Eine Besonderheit in Baden-Württemberg ist es auch, dass der Fahrzeugbauer Daimler in Ergänzung zu den Oberleitungs-Lkw von Scania auf der Strecke rein batterie-elektrische Lkw ohne Stromabnehmer einsetzen wird, um noch weitere Erkenntnisse zu bekommen. Gleichzeitig vergleicht die wissenschaftliche Begleitforschung die Ergebnisse auf der Straße mit den Möglichkeiten auf der Schiene. Praxispartner des Feldversuchs in Baden-Württemberg sind die Logistikunternehmen Fahrner und Hüttemann, die wie viele andere Speditionen auf dieser Strecke für die Papierindustrie tätig sind. Dritter im Bunde ist das Logistikunternehmen Schmitt, das den besagten Elektro-Lkw von Daimler betreibt – zunächst einen eActros als Motorwagen, später möglicherweise als Elektro-Sattelzugmaschine.
Baden-Württembergs Verkehrsminister Hermann erhofft sich von dem Versuch vor allem positive Effekte mit Blick auf den Klimaschutz. Er sieht den Güterverkehr am liebsten auf der Schiene, räumt aber selbst ein, dass der Infrastrukturausbau auf der Schiene besonders lange dauert und nennt als Beispiel den Bau eines dritten und vierten Gleises an der Rheintalbahn. „Da ist es doch sinnvoll, über den rechten Streifen einer Straße, wo die Lkw ohnehin sind, eine Oberleitung zu legen.“ Bereits die Elektrifizierung von 4.000 Autobahnkilometern – also etwa einem Drittel des deutschen Autobahnnetzes – könne zwölf Tonnen CO2 im Jahr vermeiden.

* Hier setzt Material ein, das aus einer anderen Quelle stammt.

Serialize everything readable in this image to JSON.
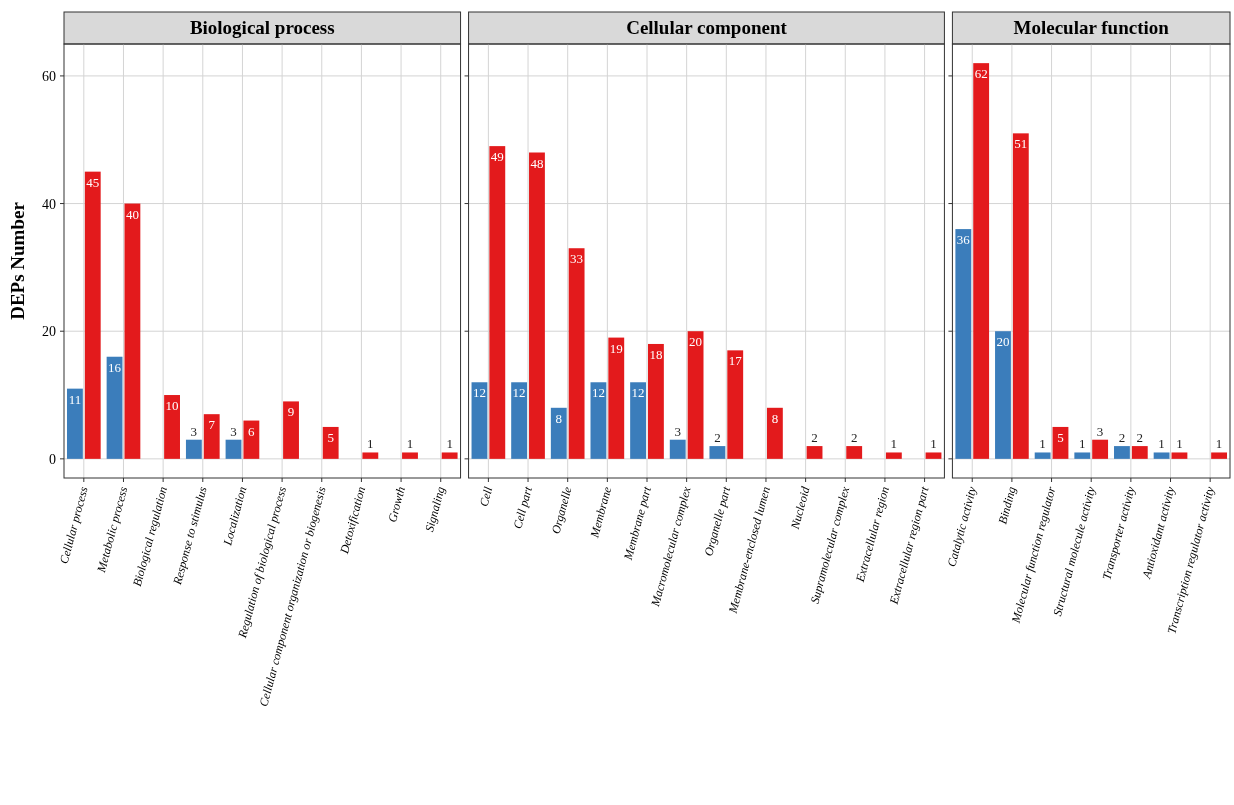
{
  "chart_data": [
    {
      "type": "bar",
      "title": "Biological process",
      "ylabel": "DEPs Number",
      "categories": [
        "Cellular process",
        "Metabolic process",
        "Biological regulation",
        "Response to stimulus",
        "Localization",
        "Regulation of biological process",
        "Cellular component organization or biogenesis",
        "Detoxification",
        "Growth",
        "Signaling"
      ],
      "series": [
        {
          "color": "#3b7dbb",
          "values": [
            11,
            16,
            null,
            3,
            3,
            null,
            null,
            null,
            null,
            null
          ]
        },
        {
          "color": "#e31a1c",
          "values": [
            45,
            40,
            10,
            7,
            6,
            9,
            5,
            1,
            1,
            1
          ]
        }
      ],
      "ylim": [
        -3,
        65
      ],
      "yticks": [
        0,
        20,
        40,
        60
      ],
      "grid": true,
      "data_labels": true
    },
    {
      "type": "bar",
      "title": "Cellular component",
      "categories": [
        "Cell",
        "Cell part",
        "Organelle",
        "Membrane",
        "Membrane part",
        "Macromolecular complex",
        "Organelle part",
        "Membrane-enclosed lumen",
        "Nucleoid",
        "Supramolecular complex",
        "Extracellular region",
        "Extracellular region part"
      ],
      "series": [
        {
          "color": "#3b7dbb",
          "values": [
            12,
            12,
            8,
            12,
            12,
            3,
            2,
            null,
            null,
            null,
            null,
            null
          ]
        },
        {
          "color": "#e31a1c",
          "values": [
            49,
            48,
            33,
            19,
            18,
            20,
            17,
            8,
            2,
            2,
            1,
            1
          ]
        }
      ],
      "ylim": [
        -3,
        65
      ],
      "yticks": [
        0,
        20,
        40,
        60
      ],
      "grid": true,
      "data_labels": true,
      "tick_labels": "x"
    },
    {
      "type": "bar",
      "title": "Molecular function",
      "categories": [
        "Catalytic activity",
        "Binding",
        "Molecular function regulator",
        "Structural molecule activity",
        "Transporter activity",
        "Antioxidant activity",
        "Transcription regulator activity"
      ],
      "series": [
        {
          "color": "#3b7dbb",
          "values": [
            36,
            20,
            1,
            1,
            2,
            1,
            null
          ]
        },
        {
          "color": "#e31a1c",
          "values": [
            62,
            51,
            5,
            3,
            2,
            1,
            1
          ]
        }
      ],
      "ylim": [
        -3,
        65
      ],
      "yticks": [
        0,
        20,
        40,
        60
      ],
      "grid": true,
      "data_labels": true,
      "tick_labels": "x"
    }
  ]
}
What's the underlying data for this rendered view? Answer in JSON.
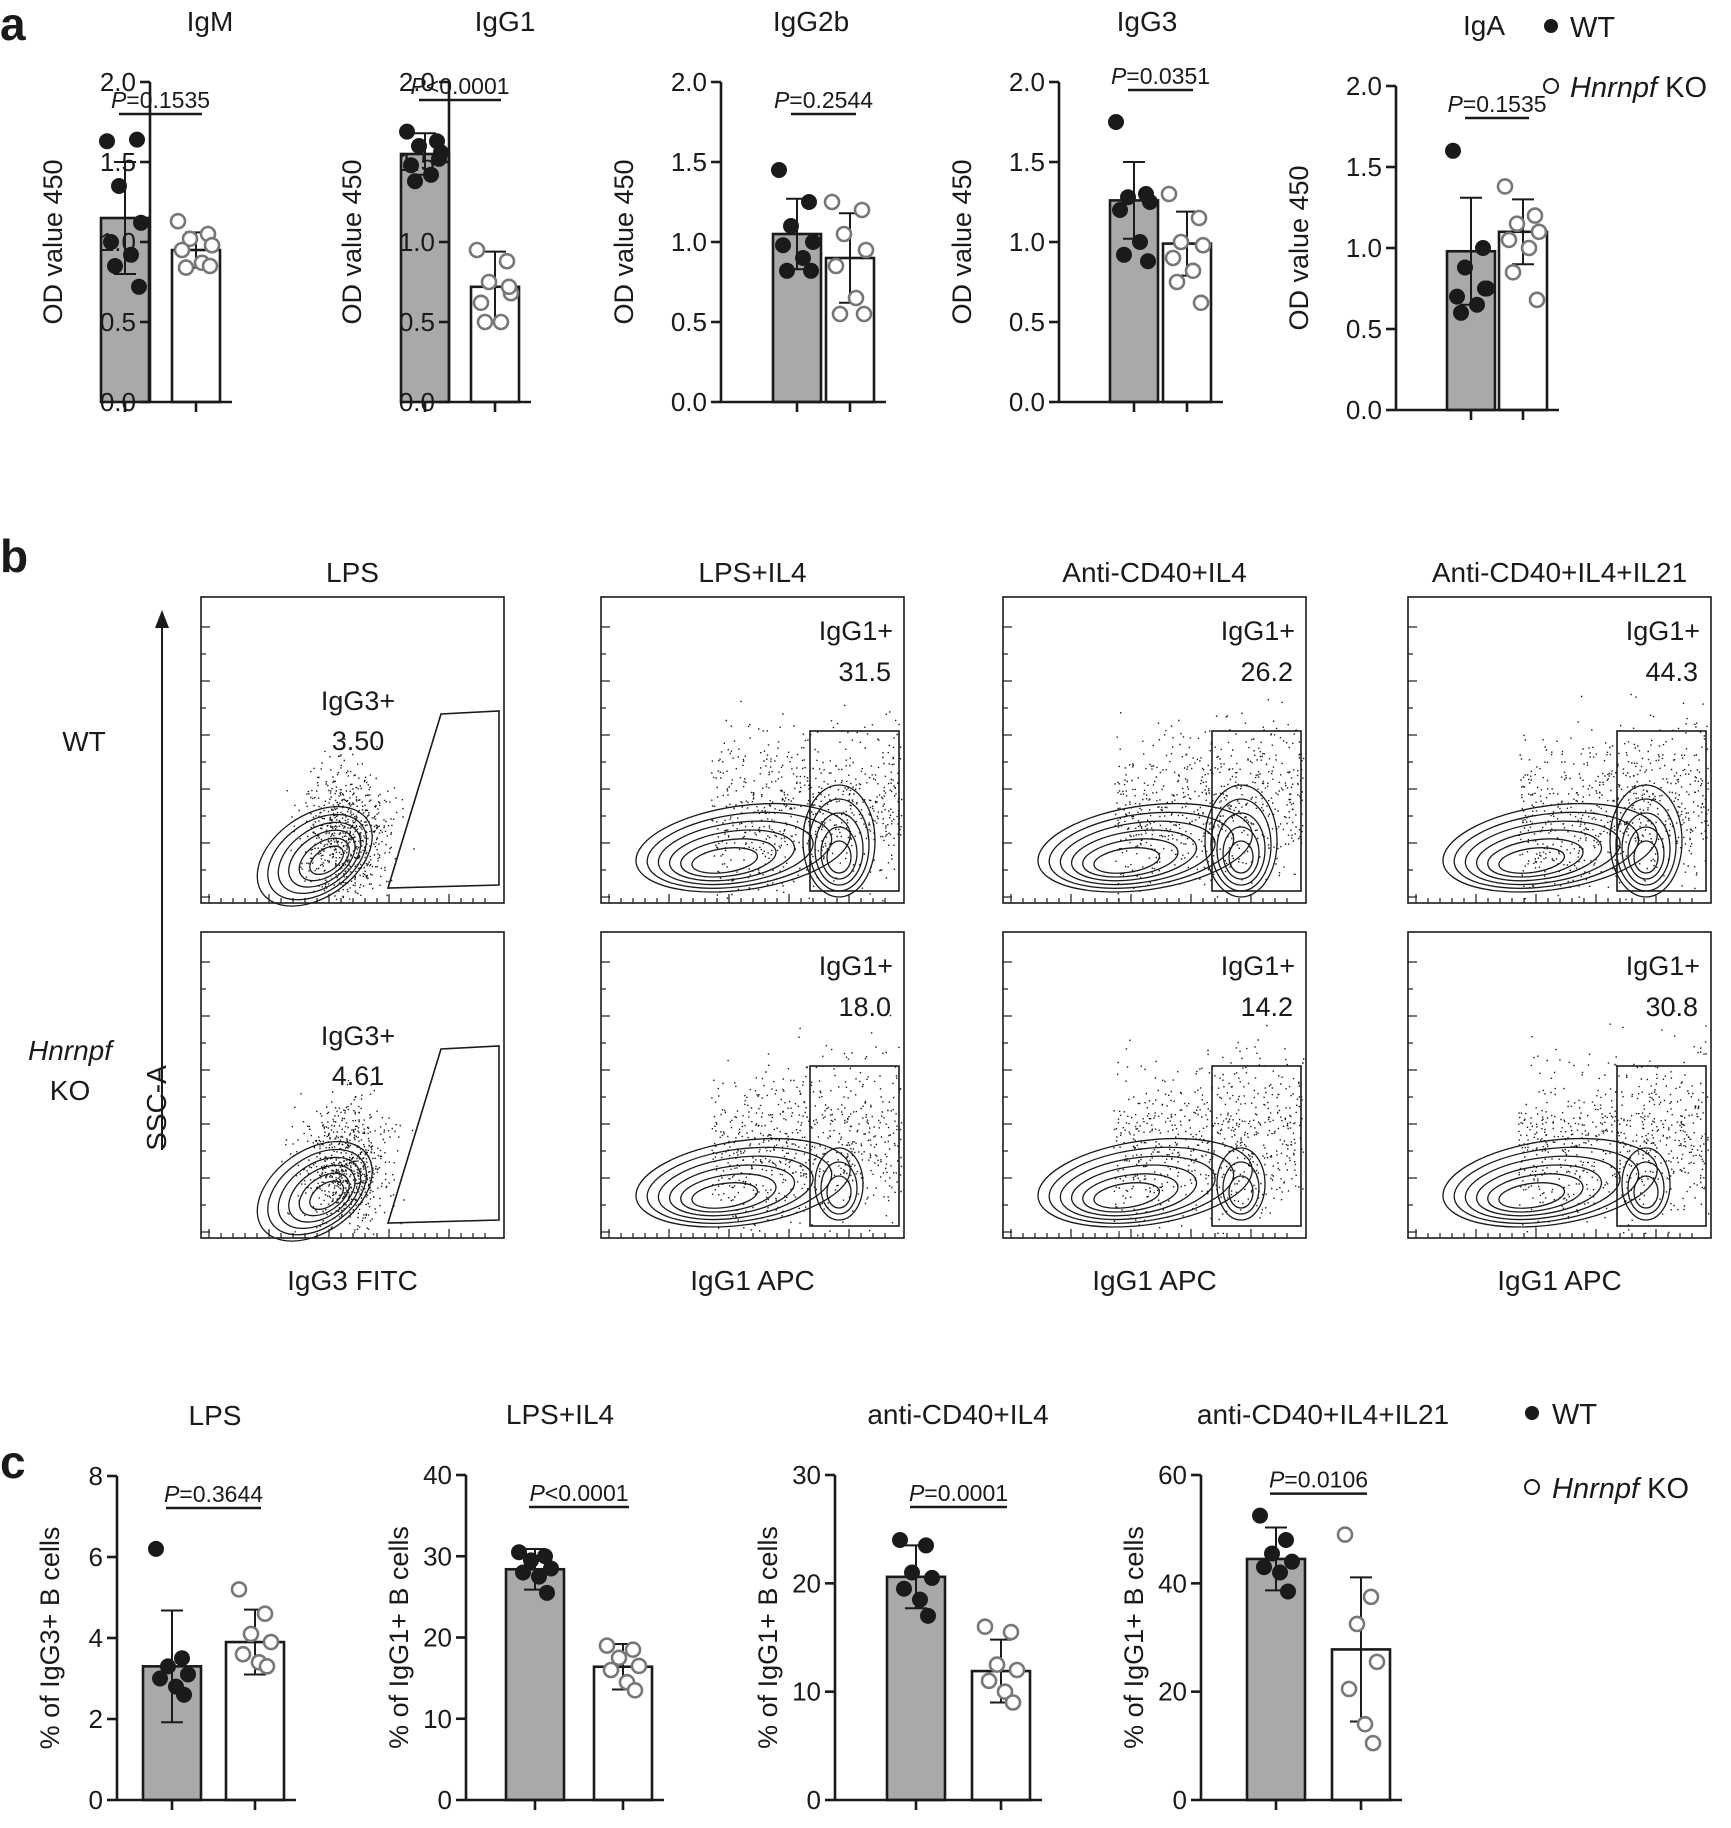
{
  "panel_letters": {
    "a": "a",
    "b": "b",
    "c": "c"
  },
  "legend": {
    "wt": "WT",
    "ko_gene": "Hnrnpf",
    "ko_suffix": " KO"
  },
  "colors": {
    "wt_fill": "#a9a9a9",
    "ko_fill": "#ffffff",
    "wt_dot": "#1a1a1a",
    "ko_dot_stroke": "#777777",
    "axis": "#1a1a1a"
  },
  "chart_data": [
    {
      "type": "bar",
      "panel": "a",
      "title": "IgM",
      "ylabel": "OD value 450",
      "ylim": [
        0,
        2.0
      ],
      "yticks": [
        0.0,
        0.5,
        1.0,
        1.5,
        2.0
      ],
      "yticklabels": [
        "0.0",
        "0.5",
        "1.0",
        "1.5",
        "2.0"
      ],
      "categories": [
        "WT",
        "Hnrnpf KO"
      ],
      "values": [
        1.15,
        0.95
      ],
      "errors": [
        0.35,
        0.11
      ],
      "points": [
        [
          1.63,
          1.64,
          1.35,
          1.12,
          1.0,
          0.92,
          0.85,
          0.72
        ],
        [
          1.13,
          1.05,
          1.02,
          0.98,
          0.95,
          0.87,
          0.84,
          0.85
        ]
      ],
      "p_prefix": "P",
      "p_text": "=0.1535"
    },
    {
      "type": "bar",
      "panel": "a",
      "title": "IgG1",
      "ylabel": "OD value 450",
      "ylim": [
        0,
        2.0
      ],
      "yticks": [
        0.0,
        0.5,
        1.0,
        1.5,
        2.0
      ],
      "yticklabels": [
        "0.0",
        "0.5",
        "1.0",
        "1.5",
        "2.0"
      ],
      "categories": [
        "WT",
        "Hnrnpf KO"
      ],
      "values": [
        1.55,
        0.72
      ],
      "errors": [
        0.13,
        0.22
      ],
      "points": [
        [
          1.69,
          1.63,
          1.6,
          1.56,
          1.48,
          1.42,
          1.38,
          1.52
        ],
        [
          0.95,
          0.88,
          0.75,
          0.68,
          0.62,
          0.5,
          0.5,
          0.72
        ]
      ],
      "p_prefix": "P",
      "p_text": "<0.0001"
    },
    {
      "type": "bar",
      "panel": "a",
      "title": "IgG2b",
      "ylabel": "OD value 450",
      "ylim": [
        0,
        2.0
      ],
      "yticks": [
        0.0,
        0.5,
        1.0,
        1.5,
        2.0
      ],
      "yticklabels": [
        "0.0",
        "0.5",
        "1.0",
        "1.5",
        "2.0"
      ],
      "categories": [
        "WT",
        "Hnrnpf KO"
      ],
      "values": [
        1.05,
        0.9
      ],
      "errors": [
        0.22,
        0.28
      ],
      "points": [
        [
          1.45,
          1.25,
          1.1,
          1.0,
          0.98,
          0.9,
          0.82,
          0.82
        ],
        [
          1.25,
          1.2,
          1.05,
          0.95,
          0.85,
          0.65,
          0.55,
          0.55
        ]
      ],
      "p_prefix": "P",
      "p_text": "=0.2544"
    },
    {
      "type": "bar",
      "panel": "a",
      "title": "IgG3",
      "ylabel": "OD value 450",
      "ylim": [
        0,
        2.0
      ],
      "yticks": [
        0.0,
        0.5,
        1.0,
        1.5,
        2.0
      ],
      "yticklabels": [
        "0.0",
        "0.5",
        "1.0",
        "1.5",
        "2.0"
      ],
      "categories": [
        "WT",
        "Hnrnpf KO"
      ],
      "values": [
        1.26,
        0.99
      ],
      "errors": [
        0.24,
        0.2
      ],
      "points": [
        [
          1.75,
          1.3,
          1.28,
          1.25,
          1.2,
          1.0,
          0.92,
          0.88
        ],
        [
          1.3,
          1.15,
          1.0,
          0.98,
          0.9,
          0.82,
          0.75,
          0.62
        ]
      ],
      "p_prefix": "P",
      "p_text": "=0.0351"
    },
    {
      "type": "bar",
      "panel": "a",
      "title": "IgA",
      "ylabel": "OD value 450",
      "ylim": [
        0,
        2.0
      ],
      "yticks": [
        0.0,
        0.5,
        1.0,
        1.5,
        2.0
      ],
      "yticklabels": [
        "0.0",
        "0.5",
        "1.0",
        "1.5",
        "2.0"
      ],
      "categories": [
        "WT",
        "Hnrnpf KO"
      ],
      "values": [
        0.98,
        1.1
      ],
      "errors": [
        0.33,
        0.2
      ],
      "points": [
        [
          1.6,
          1.0,
          0.88,
          0.75,
          0.7,
          0.65,
          0.6,
          0.75
        ],
        [
          1.38,
          1.2,
          1.15,
          1.1,
          1.05,
          1.0,
          0.85,
          0.68
        ]
      ],
      "p_prefix": "P",
      "p_text": "=0.1535"
    },
    {
      "type": "bar",
      "panel": "c",
      "title": "LPS",
      "ylabel": "% of IgG3+ B cells",
      "ylim": [
        0,
        8
      ],
      "yticks": [
        0,
        2,
        4,
        6,
        8
      ],
      "yticklabels": [
        "0",
        "2",
        "4",
        "6",
        "8"
      ],
      "categories": [
        "WT",
        "Hnrnpf KO"
      ],
      "values": [
        3.3,
        3.9
      ],
      "errors": [
        1.38,
        0.8
      ],
      "points": [
        [
          6.2,
          3.5,
          3.3,
          3.1,
          3.0,
          2.8,
          2.6
        ],
        [
          5.2,
          4.6,
          4.1,
          3.9,
          3.6,
          3.4,
          3.3
        ]
      ],
      "p_prefix": "P",
      "p_text": "=0.3644"
    },
    {
      "type": "bar",
      "panel": "c",
      "title": "LPS+IL4",
      "ylabel": "% of IgG1+ B cells",
      "ylim": [
        0,
        40
      ],
      "yticks": [
        0,
        10,
        20,
        30,
        40
      ],
      "yticklabels": [
        "0",
        "10",
        "20",
        "30",
        "40"
      ],
      "categories": [
        "WT",
        "Hnrnpf KO"
      ],
      "values": [
        28.4,
        16.4
      ],
      "errors": [
        2.5,
        2.8
      ],
      "points": [
        [
          30.5,
          30.0,
          29.5,
          28.5,
          28.0,
          27.5,
          25.5
        ],
        [
          19.0,
          18.5,
          17.5,
          16.5,
          16.0,
          14.5,
          13.5
        ]
      ],
      "p_prefix": "P",
      "p_text": "<0.0001"
    },
    {
      "type": "bar",
      "panel": "c",
      "title": "anti-CD40+IL4",
      "ylabel": "% of IgG1+ B cells",
      "ylim": [
        0,
        30
      ],
      "yticks": [
        0,
        10,
        20,
        30
      ],
      "yticklabels": [
        "0",
        "10",
        "20",
        "30"
      ],
      "categories": [
        "WT",
        "Hnrnpf KO"
      ],
      "values": [
        20.6,
        11.9
      ],
      "errors": [
        2.9,
        2.9
      ],
      "points": [
        [
          24.0,
          23.5,
          21.0,
          20.5,
          19.5,
          18.5,
          17.0
        ],
        [
          16.0,
          15.5,
          12.5,
          12.0,
          11.0,
          10.0,
          9.0
        ]
      ],
      "p_prefix": "P",
      "p_text": "=0.0001"
    },
    {
      "type": "bar",
      "panel": "c",
      "title": "anti-CD40+IL4+IL21",
      "ylabel": "% of IgG1+ B cells",
      "ylim": [
        0,
        60
      ],
      "yticks": [
        0,
        20,
        40,
        60
      ],
      "yticklabels": [
        "0",
        "20",
        "40",
        "60"
      ],
      "categories": [
        "WT",
        "Hnrnpf KO"
      ],
      "values": [
        44.5,
        27.8
      ],
      "errors": [
        5.8,
        13.3
      ],
      "points": [
        [
          52.5,
          48.0,
          45.5,
          44.0,
          43.0,
          42.0,
          38.5
        ],
        [
          49.0,
          37.5,
          32.5,
          25.5,
          20.5,
          14.0,
          10.5
        ]
      ],
      "p_prefix": "P",
      "p_text": "=0.0106"
    }
  ],
  "flow": {
    "row_labels": {
      "wt": "WT",
      "ko_gene": "Hnrnpf",
      "ko_suffix": "KO"
    },
    "y_axis_label": "SSC-A",
    "columns": [
      {
        "title": "LPS",
        "xlabel": "IgG3 FITC",
        "gate_label": "IgG3+",
        "wt_value": "3.50",
        "ko_value": "4.61"
      },
      {
        "title": "LPS+IL4",
        "xlabel": "IgG1 APC",
        "gate_label": "IgG1+",
        "wt_value": "31.5",
        "ko_value": "18.0"
      },
      {
        "title": "Anti-CD40+IL4",
        "xlabel": "IgG1 APC",
        "gate_label": "IgG1+",
        "wt_value": "26.2",
        "ko_value": "14.2"
      },
      {
        "title": "Anti-CD40+IL4+IL21",
        "xlabel": "IgG1 APC",
        "gate_label": "IgG1+",
        "wt_value": "44.3",
        "ko_value": "30.8"
      }
    ]
  }
}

Zum Vergleich: Tempo 130 auf den Autobahnen bringt laut Hermann „nur“ zwei Millionen Tonnen CO2.
Proteste gegen Oberleitungs-Lkw auf B462
Obgleich Grünen-Politiker Hermann den Schwerverkehr im Murgtal umweltverträglicher gestalten möchte, kann er mit diesem Plan nicht unbedingt Sympathiepunkte sammeln. „Ich kann mich nicht erinnern, bei einem Projekt so viel Proteste erlebt zu haben wie hier“, sagte er und kann die Argumente der Gegner nicht nachempfinden. „Ich hab schon schlimmere Verschandelungen auf einer Strecke gesehen als diese Masten.“ Im Übrigen sei es weder sein Projekt, noch ein grünes Projekt – sondern ein Vorhaben, das zwei Große Koalitionen auf Bundesebene angestoßen hätten.

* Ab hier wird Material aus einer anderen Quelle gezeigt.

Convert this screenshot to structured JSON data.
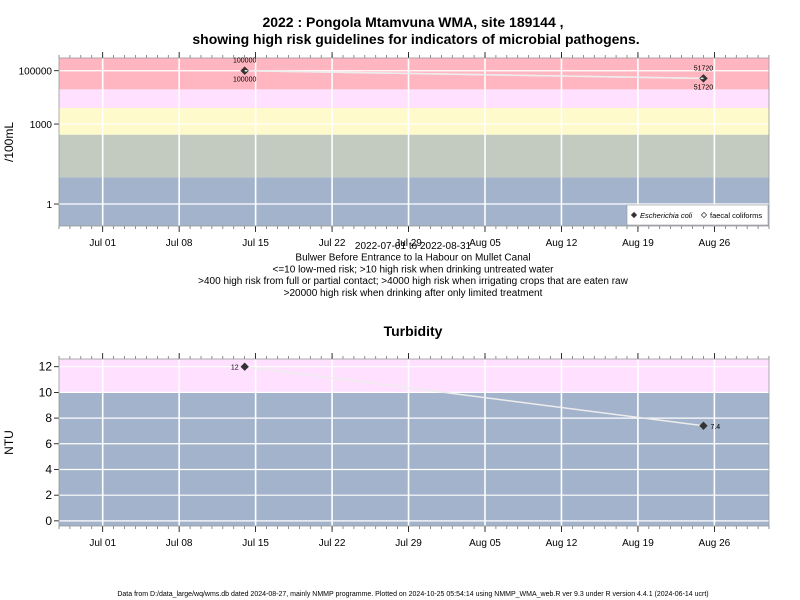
{
  "title": {
    "line1": "2022 : Pongola Mtamvuna WMA, site 189144 ,",
    "line2": "showing high risk guidelines for indicators of microbial pathogens."
  },
  "colors": {
    "band_blue": "#a2b3cb",
    "band_green": "#c3cbc0",
    "band_yellow": "#fffacc",
    "band_pink": "#ffe0ff",
    "band_red": "#ffb6c1",
    "line": "#ededed",
    "grid": "#ffffff",
    "marker": "#333333"
  },
  "chart_data": [
    {
      "type": "scatter",
      "title": "",
      "ylabel": "/100mL",
      "yscale": "log",
      "xlim": [
        "2022-06-27",
        "2022-08-31"
      ],
      "ylim": [
        0.15,
        300000
      ],
      "yticks": [
        1,
        1000,
        100000
      ],
      "ytick_labels": [
        "1",
        "1000",
        "100000"
      ],
      "xticks": [
        "2022-07-01",
        "2022-07-08",
        "2022-07-15",
        "2022-07-22",
        "2022-07-29",
        "2022-08-05",
        "2022-08-12",
        "2022-08-19",
        "2022-08-26"
      ],
      "xtick_labels": [
        "Jul 01",
        "Jul 08",
        "Jul 15",
        "Jul 22",
        "Jul 29",
        "Aug 05",
        "Aug 12",
        "Aug 19",
        "Aug 26"
      ],
      "bands": [
        {
          "from": 0.15,
          "to": 10,
          "color": "#a2b3cb"
        },
        {
          "from": 10,
          "to": 400,
          "color": "#c3cbc0"
        },
        {
          "from": 400,
          "to": 4000,
          "color": "#fffacc"
        },
        {
          "from": 4000,
          "to": 20000,
          "color": "#ffe0ff"
        },
        {
          "from": 20000,
          "to": 300000,
          "color": "#ffb6c1"
        }
      ],
      "series": [
        {
          "name": "Escherichia coli",
          "marker": "filled-diamond",
          "x": [
            "2022-07-14",
            "2022-08-25"
          ],
          "y": [
            100000,
            51720
          ]
        },
        {
          "name": "faecal coliforms",
          "marker": "open-diamond",
          "x": [
            "2022-07-14",
            "2022-08-25"
          ],
          "y": [
            100000,
            51720
          ]
        }
      ],
      "legend_position": "bottom-right",
      "xlabel_lines": [
        "2022-07-01 to 2022-08-31",
        "Bulwer Before Entrance to la Habour on Mullet Canal",
        "<=10 low-med risk; >10 high risk when drinking untreated water",
        ">400 high risk from full or partial contact; >4000 high risk when irrigating crops that are eaten raw",
        ">20000 high risk when drinking after only limited treatment"
      ]
    },
    {
      "type": "scatter",
      "title": "Turbidity",
      "ylabel": "NTU",
      "yscale": "linear",
      "xlim": [
        "2022-06-27",
        "2022-08-31"
      ],
      "ylim": [
        -0.4,
        12.6
      ],
      "yticks": [
        0,
        2,
        4,
        6,
        8,
        10,
        12
      ],
      "xticks": [
        "2022-07-01",
        "2022-07-08",
        "2022-07-15",
        "2022-07-22",
        "2022-07-29",
        "2022-08-05",
        "2022-08-12",
        "2022-08-19",
        "2022-08-26"
      ],
      "xtick_labels": [
        "Jul 01",
        "Jul 08",
        "Jul 15",
        "Jul 22",
        "Jul 29",
        "Aug 05",
        "Aug 12",
        "Aug 19",
        "Aug 26"
      ],
      "bands": [
        {
          "from": -0.4,
          "to": 10,
          "color": "#a2b3cb"
        },
        {
          "from": 10,
          "to": 12.6,
          "color": "#ffe0ff"
        }
      ],
      "series": [
        {
          "name": "",
          "marker": "filled-diamond",
          "x": [
            "2022-07-14",
            "2022-08-25"
          ],
          "y": [
            12,
            7.4
          ]
        }
      ]
    }
  ],
  "footer": "Data from D:/data_large/wq/wms.db dated 2024-08-27, mainly NMMP programme. Plotted on 2024-10-25 05:54:14 using NMMP_WMA_web.R ver 9.3 under R version 4.4.1 (2024-06-14 ucrt)"
}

Im Jahr 2012 hatte der Sachverständigenrat der Bundesregierung gegenüber das erste Mal vom Oberleitungs-Lkw gesprochen, anschließend hat das Bundesumweltministerium (BMU) den Ball aufgenommen und das Ganze vorangetrieben. Das BMU beteiligt sich mit 17,8 Millionen Euro an dem eWayBW – wie die elektrifizierte Strecke auf der B462 heißt. Weitere 1,2 Millionen Euro steuert das Land bei. Der Testbetrieb ist für drei Jahre geplant.